Joe Adams, Staff Writer

Has anyone noticed how Connelly Convenience is closed during random parts of the day? Or how so few of our classmates are taking up part-time jobs on campus this semester? How about seeing the same staff at the dining halls every day, but unfortunately never enough staff to keep up with the peak times of getting food?

This has been a sad reality I have noticed at the University this semester. It seems that we are underpaying students who truly want a job on campus while overworking those who work full time at the dining halls. This must change.

It is clear that $7.25 an hour just does not cut it for us right now. As college students, many of us are trying to make extra money on the side to cover tuition, personal expenses and to save for our futures. However, to many students, making $7.25 for an hour of work simply is not worth it. And I agree.

Many of us are coming from states where the minimum wage is between $12-15/hour, and we can see the benefits it has provided us so far. In short, we make more, can save more and live a little easier with a wage that is fair and necessary. Of course, at Villanova, it is a different story. So many are turned off by the fact that the wage is so low, and many are asking the University to do something about it. I was able to speak with my friend and Class of 2024 Senator Thomas Dessoye about his thoughts on raising the minimum wage on campus and how he would go about doing this with fellow members of Student Government Association.

“I firmly believe raising the on campus minimum wage is an appropriate and effective initiative the Student Government Association should pursue, not only to help students receive adequate financial support from Villanova, but also to increase staffing opportunities on campus,” Dessoye said. “This would largely assist in creating more jobs within dining services, and therefore, allow more food varieties to be presented and ideally improve the quality of the food.”

This is another potential positive of raising the minimum wage: less overworked staff would get better pay, and it could fix the food quality issue on campus.
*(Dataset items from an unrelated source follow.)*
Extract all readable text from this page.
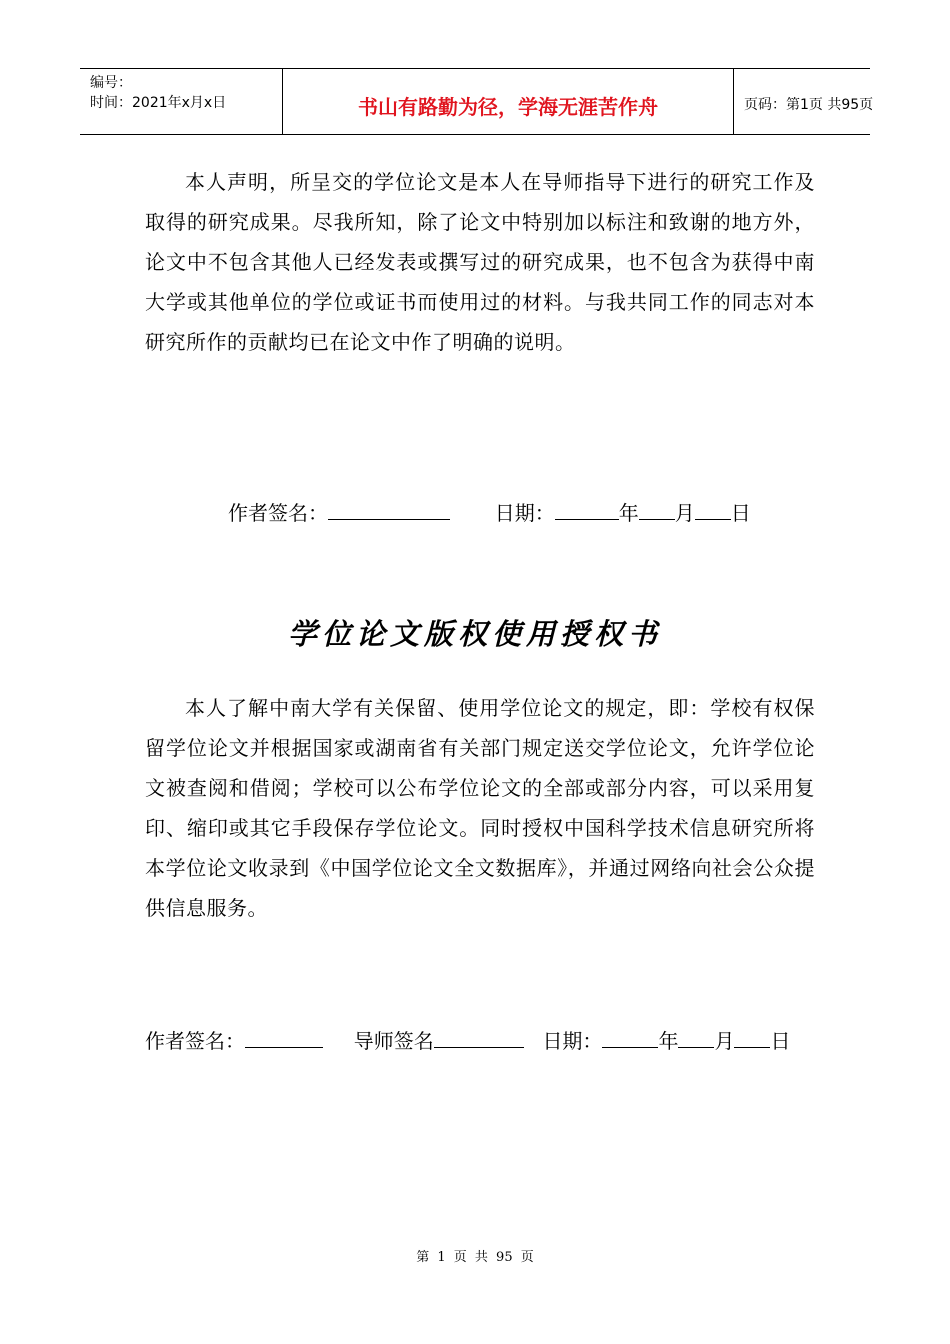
编号：
时间：2021年x月x日	书山有路勤为径，学海无涯苦作舟	页码：第1页 共95页
本人声明，所呈交的学位论文是本人在导师指导下进行的研究工作及取得的研究成果。尽我所知，除了论文中特别加以标注和致谢的地方外，论文中不包含其他人已经发表或撰写过的研究成果，也不包含为获得中南大学或其他单位的学位或证书而使用过的材料。与我共同工作的同志对本研究所作的贡献均已在论文中作了明确的说明。
作者签名：	日期：	年 月 日
学位论文版权使用授权书
本人了解中南大学有关保留、使用学位论文的规定，即：学校有权保留学位论文并根据国家或湖南省有关部门规定送交学位论文，允许学位论文被查阅和借阅；学校可以公布学位论文的全部或部分内容，可以采用复印、缩印或其它手段保存学位论文。同时授权中国科学技术信息研究所将本学位论文收录到《中国学位论文全文数据库》，并通过网络向社会公众提供信息服务。
作者签名：	导师签名	日期：	年 月 日
第 1 页 共 95 页
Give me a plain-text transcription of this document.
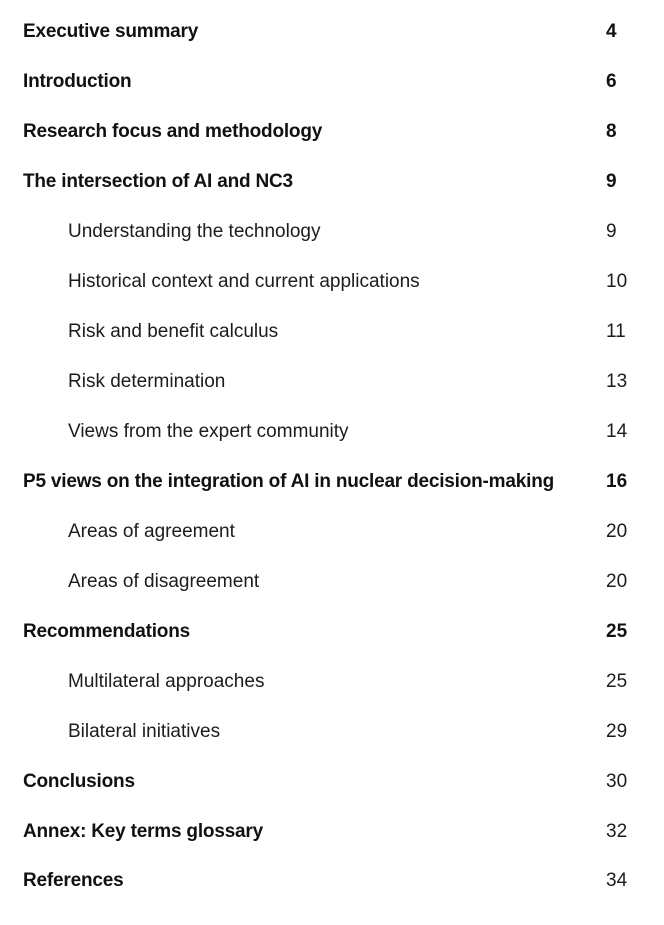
Executive summary	4
Introduction	6
Research focus and methodology	8
The intersection of AI and NC3	9
Understanding the technology	9
Historical context and current applications	10
Risk and benefit calculus	11
Risk determination	13
Views from the expert community	14
P5 views on the integration of AI in nuclear decision-making	16
Areas of agreement	20
Areas of disagreement	20
Recommendations	25
Multilateral approaches	25
Bilateral initiatives	29
Conclusions	30
Annex: Key terms glossary	32
References	34
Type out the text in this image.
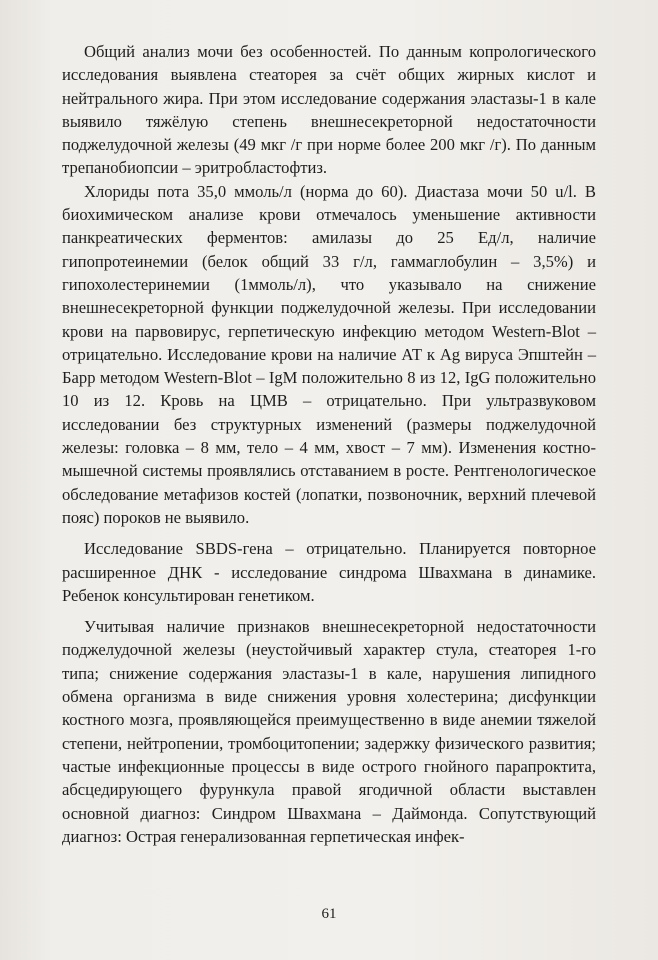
Общий анализ мочи без особенностей. По данным копрологического исследования выявлена стеаторея за счёт общих жирных кислот и нейтрального жира. При этом исследование содержания эластазы-1 в кале выявило тяжёлую степень внешнесекреторной недостаточности поджелудочной железы (49 мкг /г при норме более 200 мкг /г). По данным трепанобиопсии – эритробластофтиз.

Хлориды пота 35,0 ммоль/л (норма до 60). Диастаза мочи 50 u/l. В биохимическом анализе крови отмечалось уменьшение активности панкреатических ферментов: амилазы до 25 Ед/л, наличие гипопротеинемии (белок общий 33 г/л, гаммаглобулин – 3,5%) и гипохолестеринемии (1ммоль/л), что указывало на снижение внешнесекреторной функции поджелудочной железы. При исследовании крови на парвовирус, герпетическую инфекцию методом Western-Blot – отрицательно. Исследование крови на наличие АТ к Ag вируса Эпштейн – Барр методом Western-Blot – IgM положительно 8 из 12, IgG положительно 10 из 12. Кровь на ЦМВ – отрицательно. При ультразвуковом исследовании без структурных изменений (размеры поджелудочной железы: головка – 8 мм, тело – 4 мм, хвост – 7 мм). Изменения костно-мышечной системы проявлялись отставанием в росте. Рентгенологическое обследование метафизов костей (лопатки, позвоночник, верхний плечевой пояс) пороков не выявило.

Исследование SBDS-гена – отрицательно. Планируется повторное расширенное ДНК - исследование синдрома Швахмана в динамике. Ребенок консультирован генетиком.

Учитывая наличие признаков внешнесекреторной недостаточности поджелудочной железы (неустойчивый характер стула, стеаторея 1-го типа; снижение содержания эластазы-1 в кале, нарушения липидного обмена организма в виде снижения уровня холестерина; дисфункции костного мозга, проявляющейся преимущественно в виде анемии тяжелой степени, нейтропении, тромбоцитопении; задержку физического развития; частые инфекционные процессы в виде острого гнойного парапроктита, абсцедирующего фурункула правой ягодичной области выставлен основной диагноз: Синдром Швахмана – Даймонда. Сопутствующий диагноз: Острая генерализованная герпетическая инфек-

61
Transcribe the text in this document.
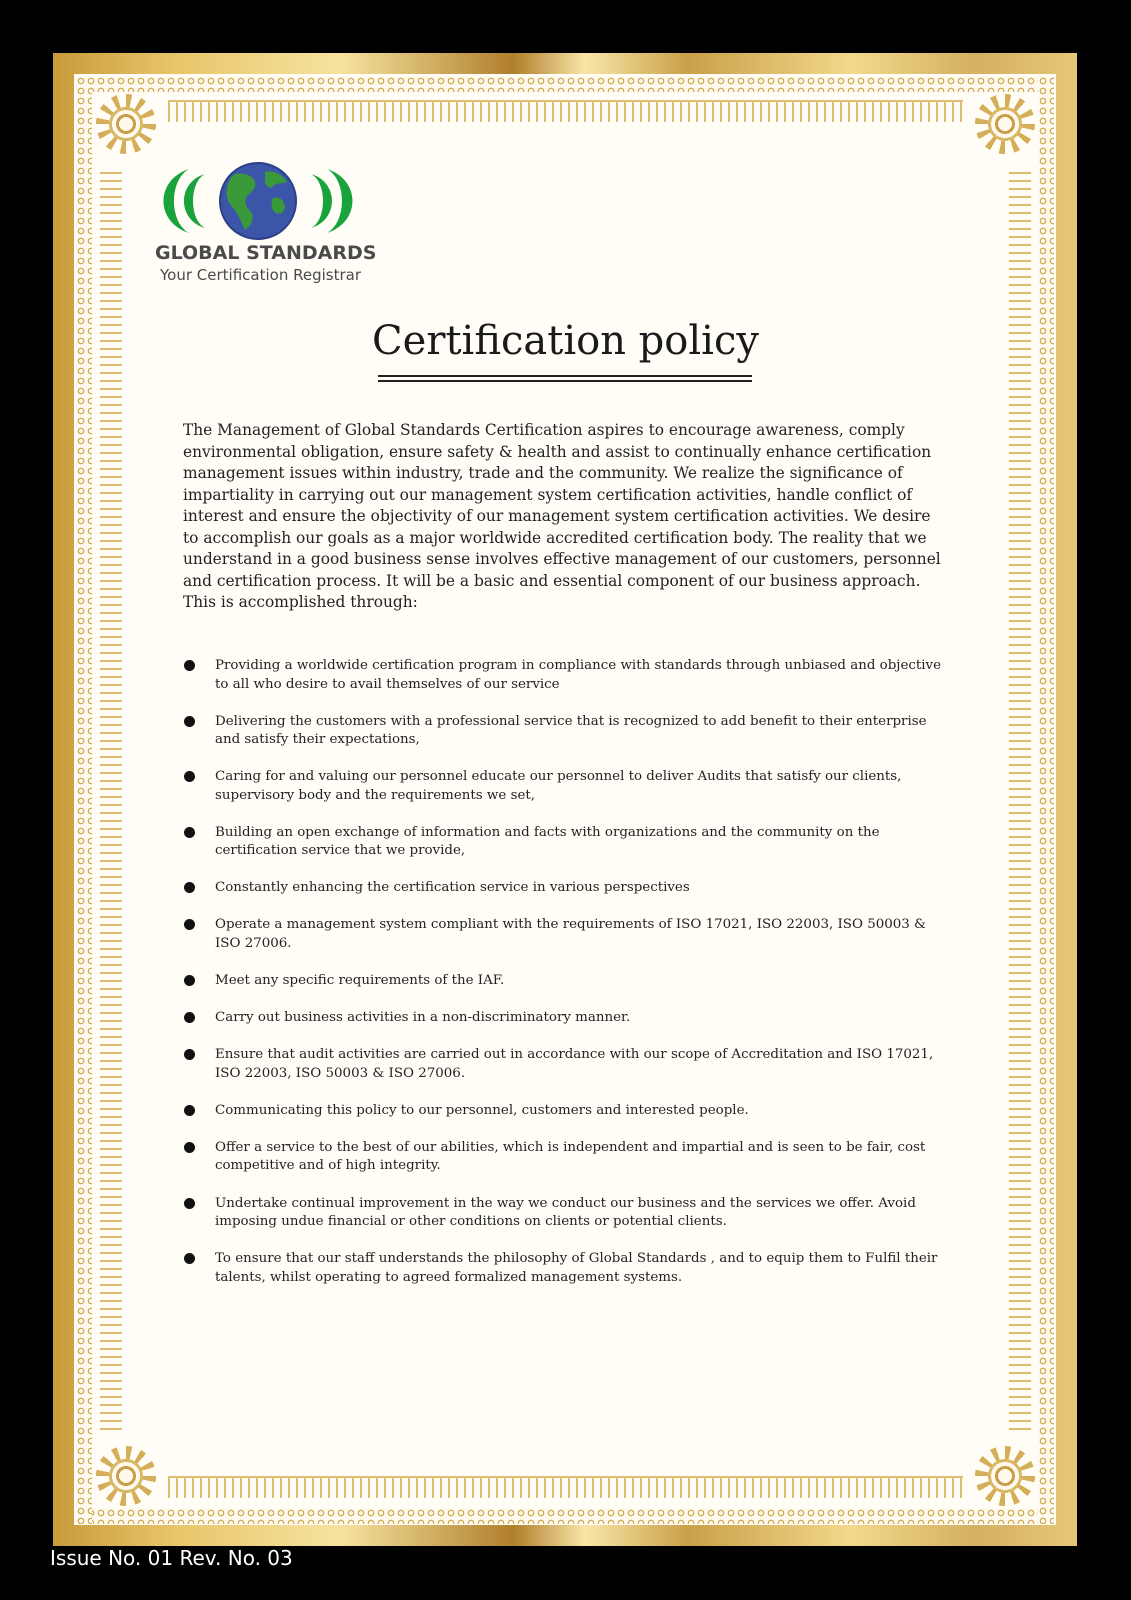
GLOBAL STANDARDS
Your Certification Registrar
Certification policy

The Management of Global Standards Certification aspires to encourage awareness, comply environmental obligation, ensure safety & health and assist to continually enhance certification management issues within industry, trade and the community. We realize the significance of impartiality in carrying out our management system certification activities, handle conflict of interest and ensure the objectivity of our management system certification activities. We desire to accomplish our goals as a major worldwide accredited certification body. The reality that we understand in a good business sense involves effective management of our customers, personnel and certification process. It will be a basic and essential component of our business approach. This is accomplished through:

Providing a worldwide certification program in compliance with standards through unbiased and objective to all who desire to avail themselves of our service
Delivering the customers with a professional service that is recognized to add benefit to their enterprise and satisfy their expectations,
Caring for and valuing our personnel educate our personnel to deliver Audits that satisfy our clients, supervisory body and the requirements we set,
Building an open exchange of information and facts with organizations and the community on the certification service that we provide,
Constantly enhancing the certification service in various perspectives
Operate a management system compliant with the requirements of ISO 17021, ISO 22003, ISO 50003 & ISO 27006.
Meet any specific requirements of the IAF.
Carry out business activities in a non-discriminatory manner.
Ensure that audit activities are carried out in accordance with our scope of Accreditation and ISO 17021, ISO 22003, ISO 50003 & ISO 27006.
Communicating this policy to our personnel, customers and interested people.
Offer a service to the best of our abilities, which is independent and impartial and is seen to be fair, cost competitive and of high integrity.
Undertake continual improvement in the way we conduct our business and the services we offer. Avoid imposing undue financial or other conditions on clients or potential clients.
To ensure that our staff understands the philosophy of Global Standards , and to equip them to Fulfil their talents, whilst operating to agreed formalized management systems.
Issue No. 01 Rev. No. 03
Dessoye explained that the first step was to “determine the numbers and receive data from the school administration and HR before any serious action can be taken.”

As I wondered what the minimum wage increase could potentially be, Dessoye described that he may look to other schools in the area for guidance. 

“At the moment, there is currently not a set amount developed to which we would want it raised,” Dessoye said. “However, we want to have a minimum wage that is similar to other institutions like Villanova. For instance, Haverford College, a school next to Villanova, has a $10.50 minimum wage for student workers.”

And $10.50 sounds much more enticing than $7.25. I truly think the University has the opportunity to do this and give back to its students and staff in a positive way. However, Dessoye mentioned that the transition to a higher minimum wage would not be easy.

“There will be obstacles in trying to achieve a higher minimum wage for Villanova,” he said. “One can argue that it will economically exacerbate the situation by raising the prices of items on campus, but ultimately it will increase the income of low-paid staff and students. Additionally, it has the potential to increase the demand for school items as low-paid staff and students earn more. Also, students and staff would potentially work less hours due to a limited budget payroll, but Villanova could try to work around that.”

Of course, I know that raising the minimum wage will not happen overnight, and it is not a simple task. As with everything in life, there are advantages and disadvantages to doing this, but I strongly believe the pros far outweigh the cons. 

There is a lot that must happen for the minimum wage to increase, but I believe in the University and our Student Government Association to do the right thing.